Among the Cole Porter lyrics I didn’t really understand until I lived in New York was, “In the roaring traffic’s boom/in the silence of my lonely room/I think of you/Night and day.” I’d had my share of lonely rooms growing up in several small towns, and I thought I knew traffic noise from the cities I’d lived and worked in before. But I’d never actually heard traffic boom the way it does in midtown Manhattan. And the kettle-drum effect of trucks and busses are just part of the city’s symphony; there’s the bass line of the subway below, the blatting saxes of taxi horns, the piccolo peeps of hundreds of vans backing up, and the endless array of alarms and sirens, some of them denoting actual disasters.

            Over time I got used to that level of noise. It was quieter back in our Brooklyn neighborhood than it was Midtown, where I toiled in a succession of magazine jobs, so I had that to return to each night. Sometimes stepping out of my Midtown office and into the din I felt assaulted, but like everyone who has endured more than a year in NY, I just learned to ignore it, along with the frequently offensive smells and sights on offer. People wearing headphones on the street or the subway platform were missing the soundtrack to life’s rich pageant, I thought. I would also worry about someone sneaking up behind me if I were them.
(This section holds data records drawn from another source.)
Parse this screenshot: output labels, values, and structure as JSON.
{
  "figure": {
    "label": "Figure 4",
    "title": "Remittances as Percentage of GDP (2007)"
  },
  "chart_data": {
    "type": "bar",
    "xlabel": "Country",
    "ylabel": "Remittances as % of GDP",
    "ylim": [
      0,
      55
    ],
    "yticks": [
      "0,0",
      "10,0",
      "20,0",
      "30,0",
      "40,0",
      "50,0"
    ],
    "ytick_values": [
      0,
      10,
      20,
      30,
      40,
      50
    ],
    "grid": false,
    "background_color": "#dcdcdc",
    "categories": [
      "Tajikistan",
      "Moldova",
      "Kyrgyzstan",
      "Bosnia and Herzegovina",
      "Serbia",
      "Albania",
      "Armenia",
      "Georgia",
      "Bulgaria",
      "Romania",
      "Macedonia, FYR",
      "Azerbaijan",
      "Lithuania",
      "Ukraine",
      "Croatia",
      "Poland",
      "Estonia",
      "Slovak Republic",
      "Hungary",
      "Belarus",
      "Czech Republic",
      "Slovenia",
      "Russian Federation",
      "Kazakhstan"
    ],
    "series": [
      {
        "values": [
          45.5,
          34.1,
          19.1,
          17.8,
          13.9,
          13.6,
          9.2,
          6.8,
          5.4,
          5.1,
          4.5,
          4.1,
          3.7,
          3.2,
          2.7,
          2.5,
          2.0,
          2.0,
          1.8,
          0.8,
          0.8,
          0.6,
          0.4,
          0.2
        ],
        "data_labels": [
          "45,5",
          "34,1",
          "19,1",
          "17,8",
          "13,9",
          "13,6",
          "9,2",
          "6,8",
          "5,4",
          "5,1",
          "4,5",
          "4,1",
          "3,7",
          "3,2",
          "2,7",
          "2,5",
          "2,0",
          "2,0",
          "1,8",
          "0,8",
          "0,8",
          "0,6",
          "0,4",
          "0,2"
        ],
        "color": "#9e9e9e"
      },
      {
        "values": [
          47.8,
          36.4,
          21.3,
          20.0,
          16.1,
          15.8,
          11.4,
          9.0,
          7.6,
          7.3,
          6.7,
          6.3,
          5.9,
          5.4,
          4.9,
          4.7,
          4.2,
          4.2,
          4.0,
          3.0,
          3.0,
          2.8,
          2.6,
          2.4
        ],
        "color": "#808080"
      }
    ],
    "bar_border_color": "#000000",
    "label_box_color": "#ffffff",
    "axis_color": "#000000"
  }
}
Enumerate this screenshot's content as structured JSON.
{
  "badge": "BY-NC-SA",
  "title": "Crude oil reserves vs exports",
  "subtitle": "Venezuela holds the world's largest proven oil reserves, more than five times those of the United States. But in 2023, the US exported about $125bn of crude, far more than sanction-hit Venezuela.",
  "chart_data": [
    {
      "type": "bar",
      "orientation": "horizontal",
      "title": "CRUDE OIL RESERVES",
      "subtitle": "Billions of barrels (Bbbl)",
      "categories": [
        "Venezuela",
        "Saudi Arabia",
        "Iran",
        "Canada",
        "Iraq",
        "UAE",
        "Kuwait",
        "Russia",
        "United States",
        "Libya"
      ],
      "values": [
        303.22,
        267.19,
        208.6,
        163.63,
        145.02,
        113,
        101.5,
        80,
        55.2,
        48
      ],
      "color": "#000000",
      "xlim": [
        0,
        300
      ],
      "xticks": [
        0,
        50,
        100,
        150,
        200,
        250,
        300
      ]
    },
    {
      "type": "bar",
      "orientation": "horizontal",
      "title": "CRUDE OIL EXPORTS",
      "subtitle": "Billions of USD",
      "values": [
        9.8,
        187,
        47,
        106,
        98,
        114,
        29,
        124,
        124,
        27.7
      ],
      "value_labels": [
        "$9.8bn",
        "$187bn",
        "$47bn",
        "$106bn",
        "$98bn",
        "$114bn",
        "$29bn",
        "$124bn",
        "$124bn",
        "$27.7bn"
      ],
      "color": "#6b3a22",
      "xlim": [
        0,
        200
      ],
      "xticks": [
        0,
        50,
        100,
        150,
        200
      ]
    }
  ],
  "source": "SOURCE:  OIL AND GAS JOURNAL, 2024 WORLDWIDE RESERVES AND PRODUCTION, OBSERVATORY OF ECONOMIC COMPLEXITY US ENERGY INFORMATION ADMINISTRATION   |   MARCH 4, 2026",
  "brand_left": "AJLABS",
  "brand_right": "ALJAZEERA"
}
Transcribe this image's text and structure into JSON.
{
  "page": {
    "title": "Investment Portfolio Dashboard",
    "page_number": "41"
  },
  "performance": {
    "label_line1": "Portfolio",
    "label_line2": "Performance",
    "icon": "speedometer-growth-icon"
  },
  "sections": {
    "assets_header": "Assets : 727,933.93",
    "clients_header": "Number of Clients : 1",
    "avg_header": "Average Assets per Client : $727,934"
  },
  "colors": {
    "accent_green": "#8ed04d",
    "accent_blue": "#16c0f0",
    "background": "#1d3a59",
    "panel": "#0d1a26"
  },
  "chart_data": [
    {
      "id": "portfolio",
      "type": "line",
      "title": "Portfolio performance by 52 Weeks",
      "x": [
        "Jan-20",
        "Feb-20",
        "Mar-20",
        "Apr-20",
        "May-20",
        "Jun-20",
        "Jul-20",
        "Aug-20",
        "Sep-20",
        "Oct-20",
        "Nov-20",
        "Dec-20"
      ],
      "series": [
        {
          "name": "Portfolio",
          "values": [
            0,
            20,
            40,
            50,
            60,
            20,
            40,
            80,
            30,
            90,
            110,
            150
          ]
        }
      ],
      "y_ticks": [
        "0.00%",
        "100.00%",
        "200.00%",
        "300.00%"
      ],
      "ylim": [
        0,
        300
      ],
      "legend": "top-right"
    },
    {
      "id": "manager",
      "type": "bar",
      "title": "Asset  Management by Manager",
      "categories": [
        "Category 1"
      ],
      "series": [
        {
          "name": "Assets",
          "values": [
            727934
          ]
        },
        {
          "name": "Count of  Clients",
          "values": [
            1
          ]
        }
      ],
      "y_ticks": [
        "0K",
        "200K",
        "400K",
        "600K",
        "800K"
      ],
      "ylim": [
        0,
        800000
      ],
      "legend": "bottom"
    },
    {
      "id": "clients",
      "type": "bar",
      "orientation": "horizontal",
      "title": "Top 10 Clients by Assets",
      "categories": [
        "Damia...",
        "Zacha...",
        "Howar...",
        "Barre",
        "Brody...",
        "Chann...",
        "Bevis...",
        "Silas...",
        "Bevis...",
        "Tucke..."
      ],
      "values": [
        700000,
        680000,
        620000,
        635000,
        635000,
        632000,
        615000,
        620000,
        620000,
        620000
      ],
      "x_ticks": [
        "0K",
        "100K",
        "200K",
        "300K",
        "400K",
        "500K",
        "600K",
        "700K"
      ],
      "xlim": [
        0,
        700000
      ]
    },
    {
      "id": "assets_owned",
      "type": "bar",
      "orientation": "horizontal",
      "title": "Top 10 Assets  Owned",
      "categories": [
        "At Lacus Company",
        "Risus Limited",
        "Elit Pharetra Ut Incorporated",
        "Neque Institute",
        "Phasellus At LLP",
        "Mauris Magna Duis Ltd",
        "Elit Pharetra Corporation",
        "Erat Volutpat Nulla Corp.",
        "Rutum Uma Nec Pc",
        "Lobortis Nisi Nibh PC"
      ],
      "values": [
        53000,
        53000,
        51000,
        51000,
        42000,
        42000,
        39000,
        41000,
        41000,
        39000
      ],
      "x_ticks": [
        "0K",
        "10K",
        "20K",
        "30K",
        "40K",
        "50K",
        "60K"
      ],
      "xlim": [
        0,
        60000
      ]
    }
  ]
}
            I was working a gig near Times Square when I got a call from my sister saying our father had died. His children were all alienated from the old man in various gradations, but the news was shocking still. He had just survived several health emergencies, and I think I had concluded that he was just too mean to die. I didn’t know how I felt about his death, but knew I couldn’t stay at work. After informing my boss, I stepped out onto the street and walked to Grand Central Station, where I meant to catch the subway home though I think I ended up in a cab. It felt like there was something torn inside of me, like shrapnel had ripped through my innards, and the din of the city was especially bad that day, as if missile strikes had been added to the regular artillery assault.

            After a horrible trip to the desert where he’d died, I returned to NY and my job acting as if nothing had happened. I didn’t know my coworkers that well, and they certainly didn’t know me. If you’re looking for anonymity, there’s nothing like a crowd. Navigating the swarming city sidewalks at lunchtime I went in search of solace, or at least silence, and finally found some at a church. St. Patrick’s Cathedral, which takes an entire city block at 50th and 5th Avenue, was open to all, and though it seats 2400 and boasts one of the largest pipe organs in the US, it can be as quiet as a crypt between masses.

I hadn’t been raised Catholic but I associated the church with solemn rituals: baptisms, weddings, funerals. Over the years the cathedral has been bombed by anarchists picketed by activists, and tagged by graffiti artists, but has remained impregnable yet welcoming throughout. Though I wasn’t too familiar with any prayer, I knew enough to light a candle and button my lip. “God speaks in the silence of the heart, and we listen,” said Mother Teresa. “And then we speak to God from the fullness of our heart, and God listens. And this listening and this speaking is what prayer is meant to be.”

            You don’t have to live in a booming city, let alone be felled by tragedy, to need a quiet refuge. Life’s ordinary onslaught can be quite enough, no matter where you live. I’m back on the West Coast now, and the only cathedral I regularly attend is one not made by man: a grove of nearby redwoods. I’m not a pagan. I just believe that I can hear God better in the kind of quiet that is only broken by birdsong. All silence asks of us is that we meet it halfway, and listen.